Некоторые музыковеды считают, что средний период бетховенского цикла сонат насыщен оркестровыми звучаниями, а поздний отмечен стремлением к многоголосию. Каждый из голосов, составляющих полифоническую структуру, Марией Гринберг не просто прослушан, но индивидуализирован и несёт свою смысловую нагрузку. Проведение тем пианистка неизменно играла чуть более отчётливо и ярко, чем противосложения. Характер тем фуг финалов Сонат № 29 op. 106, № 31 op. 110 напоминает спокойную уверенность разума, пришедшего на смену страданию души. Изложение мелодий звучит, собранно, артикулированно, сдержанно, олицетворяя собой Рацио, разумное начало, неподвластное чувствам или переживаниям, оставаясь мелодичным и выдержанным в плане эмоций. То же можно сказать и в отношении кульминаций, стреттной поступи тем, например, перед вторым изложением Арии в Сонате № 31 op. 110. Насыщенная полифоническая ткань ясна и логически выстроена у Марии Израилевны - каждый из голосов имеет свой индивидуальный тембр и окраску, во всех проведениях основных мелодий и противосложениях ясно прослушиваются начало, кульминация и завершение фразы. Изложение темы в басу октавами в Сонате № 29 op. 106 не загромождает, несмотря на регистр, фактуру и не подавляют своим звучанием, оставляя, вместе с тем, ощущение грандиозности.

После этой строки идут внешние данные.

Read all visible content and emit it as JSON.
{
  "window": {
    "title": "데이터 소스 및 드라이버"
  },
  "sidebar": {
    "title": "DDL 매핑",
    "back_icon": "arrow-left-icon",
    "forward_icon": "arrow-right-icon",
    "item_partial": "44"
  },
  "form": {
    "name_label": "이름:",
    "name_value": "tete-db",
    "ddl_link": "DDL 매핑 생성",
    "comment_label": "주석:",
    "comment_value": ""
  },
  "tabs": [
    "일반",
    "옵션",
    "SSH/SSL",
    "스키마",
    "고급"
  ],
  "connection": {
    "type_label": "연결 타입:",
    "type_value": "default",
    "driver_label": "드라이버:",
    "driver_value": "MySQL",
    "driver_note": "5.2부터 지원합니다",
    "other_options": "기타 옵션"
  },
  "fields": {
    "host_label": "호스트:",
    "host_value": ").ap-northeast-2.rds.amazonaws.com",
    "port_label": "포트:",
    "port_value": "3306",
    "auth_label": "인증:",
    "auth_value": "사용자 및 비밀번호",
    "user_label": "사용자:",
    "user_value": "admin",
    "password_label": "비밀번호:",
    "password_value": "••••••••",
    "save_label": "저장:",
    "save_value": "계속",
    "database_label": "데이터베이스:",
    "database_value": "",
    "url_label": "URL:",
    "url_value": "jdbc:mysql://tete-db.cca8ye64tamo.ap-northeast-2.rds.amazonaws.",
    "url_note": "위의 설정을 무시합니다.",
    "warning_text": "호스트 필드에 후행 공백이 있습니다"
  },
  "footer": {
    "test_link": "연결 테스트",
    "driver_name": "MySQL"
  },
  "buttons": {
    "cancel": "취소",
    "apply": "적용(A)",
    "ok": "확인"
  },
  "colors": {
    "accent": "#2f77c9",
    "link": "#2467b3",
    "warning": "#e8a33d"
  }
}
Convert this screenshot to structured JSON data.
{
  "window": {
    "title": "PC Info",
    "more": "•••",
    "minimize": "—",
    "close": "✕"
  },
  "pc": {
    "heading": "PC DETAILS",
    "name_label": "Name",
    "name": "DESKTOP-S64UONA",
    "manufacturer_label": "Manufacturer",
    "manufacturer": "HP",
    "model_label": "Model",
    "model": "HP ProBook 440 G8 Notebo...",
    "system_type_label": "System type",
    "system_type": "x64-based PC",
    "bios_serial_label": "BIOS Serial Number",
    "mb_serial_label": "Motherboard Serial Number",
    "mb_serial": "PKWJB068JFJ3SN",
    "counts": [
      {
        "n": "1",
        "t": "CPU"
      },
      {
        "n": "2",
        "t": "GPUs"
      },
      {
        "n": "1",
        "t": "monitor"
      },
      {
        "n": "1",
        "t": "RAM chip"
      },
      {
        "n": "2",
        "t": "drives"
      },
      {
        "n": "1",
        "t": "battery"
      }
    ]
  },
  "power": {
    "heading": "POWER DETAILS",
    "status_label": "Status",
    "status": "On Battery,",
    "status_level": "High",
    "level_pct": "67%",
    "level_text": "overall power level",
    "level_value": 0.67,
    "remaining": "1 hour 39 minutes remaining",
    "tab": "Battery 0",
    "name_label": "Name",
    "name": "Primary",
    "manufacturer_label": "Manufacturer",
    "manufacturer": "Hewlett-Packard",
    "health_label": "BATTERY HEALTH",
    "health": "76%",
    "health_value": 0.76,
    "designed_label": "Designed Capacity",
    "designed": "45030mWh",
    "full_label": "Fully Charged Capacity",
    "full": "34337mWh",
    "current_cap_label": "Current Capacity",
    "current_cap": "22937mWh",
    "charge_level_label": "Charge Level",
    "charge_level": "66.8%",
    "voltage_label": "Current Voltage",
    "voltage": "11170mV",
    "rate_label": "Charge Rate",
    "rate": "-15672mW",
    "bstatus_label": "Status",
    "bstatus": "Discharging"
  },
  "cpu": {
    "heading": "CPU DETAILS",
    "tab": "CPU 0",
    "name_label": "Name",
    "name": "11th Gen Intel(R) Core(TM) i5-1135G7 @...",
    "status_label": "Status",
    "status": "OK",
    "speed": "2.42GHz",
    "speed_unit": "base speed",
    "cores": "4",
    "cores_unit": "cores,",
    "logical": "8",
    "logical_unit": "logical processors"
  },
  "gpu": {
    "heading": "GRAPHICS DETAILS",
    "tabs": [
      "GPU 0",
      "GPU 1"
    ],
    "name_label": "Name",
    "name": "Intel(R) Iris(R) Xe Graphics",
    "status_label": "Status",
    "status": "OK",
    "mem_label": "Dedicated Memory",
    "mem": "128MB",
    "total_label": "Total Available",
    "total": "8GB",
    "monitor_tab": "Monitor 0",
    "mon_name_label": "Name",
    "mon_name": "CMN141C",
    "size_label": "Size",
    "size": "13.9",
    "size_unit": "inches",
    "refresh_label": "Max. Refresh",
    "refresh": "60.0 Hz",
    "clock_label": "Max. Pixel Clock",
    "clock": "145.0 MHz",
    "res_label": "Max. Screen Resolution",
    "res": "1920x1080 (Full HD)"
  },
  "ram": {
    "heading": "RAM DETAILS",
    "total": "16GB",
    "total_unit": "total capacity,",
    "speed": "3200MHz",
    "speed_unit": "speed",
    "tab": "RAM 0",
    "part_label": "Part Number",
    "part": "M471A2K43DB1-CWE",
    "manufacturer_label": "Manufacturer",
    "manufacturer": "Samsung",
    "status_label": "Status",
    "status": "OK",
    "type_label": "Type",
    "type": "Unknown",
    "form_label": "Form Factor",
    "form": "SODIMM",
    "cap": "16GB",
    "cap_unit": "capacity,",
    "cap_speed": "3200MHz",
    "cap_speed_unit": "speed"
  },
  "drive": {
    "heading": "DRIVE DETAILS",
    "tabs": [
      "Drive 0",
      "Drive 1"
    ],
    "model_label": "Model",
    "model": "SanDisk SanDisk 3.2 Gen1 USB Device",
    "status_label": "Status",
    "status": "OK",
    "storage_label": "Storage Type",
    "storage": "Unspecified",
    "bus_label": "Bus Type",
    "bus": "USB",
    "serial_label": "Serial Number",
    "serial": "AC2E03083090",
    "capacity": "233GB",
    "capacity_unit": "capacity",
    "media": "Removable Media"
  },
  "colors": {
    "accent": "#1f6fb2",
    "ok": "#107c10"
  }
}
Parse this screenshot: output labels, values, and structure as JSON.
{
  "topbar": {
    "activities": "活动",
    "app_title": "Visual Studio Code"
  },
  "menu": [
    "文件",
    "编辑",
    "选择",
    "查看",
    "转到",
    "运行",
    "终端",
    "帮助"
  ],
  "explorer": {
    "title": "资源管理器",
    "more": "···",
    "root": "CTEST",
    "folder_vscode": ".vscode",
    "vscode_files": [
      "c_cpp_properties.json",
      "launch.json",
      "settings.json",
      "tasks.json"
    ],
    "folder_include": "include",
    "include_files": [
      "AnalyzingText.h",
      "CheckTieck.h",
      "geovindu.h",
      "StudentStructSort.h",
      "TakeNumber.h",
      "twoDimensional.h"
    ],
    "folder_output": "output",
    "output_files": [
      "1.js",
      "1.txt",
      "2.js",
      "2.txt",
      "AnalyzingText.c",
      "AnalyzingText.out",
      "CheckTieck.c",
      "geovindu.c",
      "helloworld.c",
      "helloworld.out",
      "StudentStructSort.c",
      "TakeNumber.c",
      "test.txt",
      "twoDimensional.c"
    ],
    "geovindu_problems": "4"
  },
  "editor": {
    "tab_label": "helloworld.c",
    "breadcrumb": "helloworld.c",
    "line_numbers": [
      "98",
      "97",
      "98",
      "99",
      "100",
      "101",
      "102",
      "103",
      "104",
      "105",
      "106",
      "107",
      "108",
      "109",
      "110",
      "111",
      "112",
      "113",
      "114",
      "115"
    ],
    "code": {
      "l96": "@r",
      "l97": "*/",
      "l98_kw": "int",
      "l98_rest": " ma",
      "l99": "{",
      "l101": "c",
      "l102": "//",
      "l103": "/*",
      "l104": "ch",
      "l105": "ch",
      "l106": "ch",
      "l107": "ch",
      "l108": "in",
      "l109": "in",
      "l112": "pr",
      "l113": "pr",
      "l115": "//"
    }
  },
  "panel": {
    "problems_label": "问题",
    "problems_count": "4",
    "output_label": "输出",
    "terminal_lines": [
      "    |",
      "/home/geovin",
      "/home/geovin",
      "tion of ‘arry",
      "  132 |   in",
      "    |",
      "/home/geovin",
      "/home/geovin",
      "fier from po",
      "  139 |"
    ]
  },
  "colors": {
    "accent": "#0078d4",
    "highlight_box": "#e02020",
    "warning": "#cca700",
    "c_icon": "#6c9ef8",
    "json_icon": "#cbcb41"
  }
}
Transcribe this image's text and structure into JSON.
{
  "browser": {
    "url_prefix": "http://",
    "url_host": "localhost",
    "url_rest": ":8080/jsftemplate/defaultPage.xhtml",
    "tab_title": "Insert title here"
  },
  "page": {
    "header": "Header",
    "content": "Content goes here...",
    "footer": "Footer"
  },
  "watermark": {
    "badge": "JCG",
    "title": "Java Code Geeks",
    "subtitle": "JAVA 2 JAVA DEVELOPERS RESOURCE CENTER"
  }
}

Заключение. Резюмируя вышесказанное, можно отметить, что все перечисленные аспекты подчинялись Марией Гринберг одной цели - максимально убедительно воплотить замысел композитора. Её трактовки сочетали в себе мужество и изящество, мудрость и юмор, страстность и философичность, поэзию и живописность, отличаясь логикой и строгой продуманностью как в общем, так и в частном, при этом неизменно были согреты тёплым, искренним чувством. Недаром, одной из своих учениц, Ю.И. Тишкиной, Мария Израилевна говорила: «В музыке можно делать всё, что угодно, если это логично и со вкусом» [5, 15].

Рецензенты:

Базиков А.С., д.п.н., профессор, проректор по учебной работе Российской академии музыки имени Гнесиных, г. Москва;

Демченко А.И., д.искусствоведения, профессор кафедры истории и теории исполнительского искусства и музыкальной педагогики Саратовской государственной консерватории имени Л.В. Собинова, г. Саратов.


[1] Исследователи творчества Бетховена, расходясь порой при классификации раннего и среднего периодов, сходятся в отношении позднего, причисляя к нему пять последних сонат, начиная с op. 101, которые будут рассмотрены в качестве примеров в данной работе.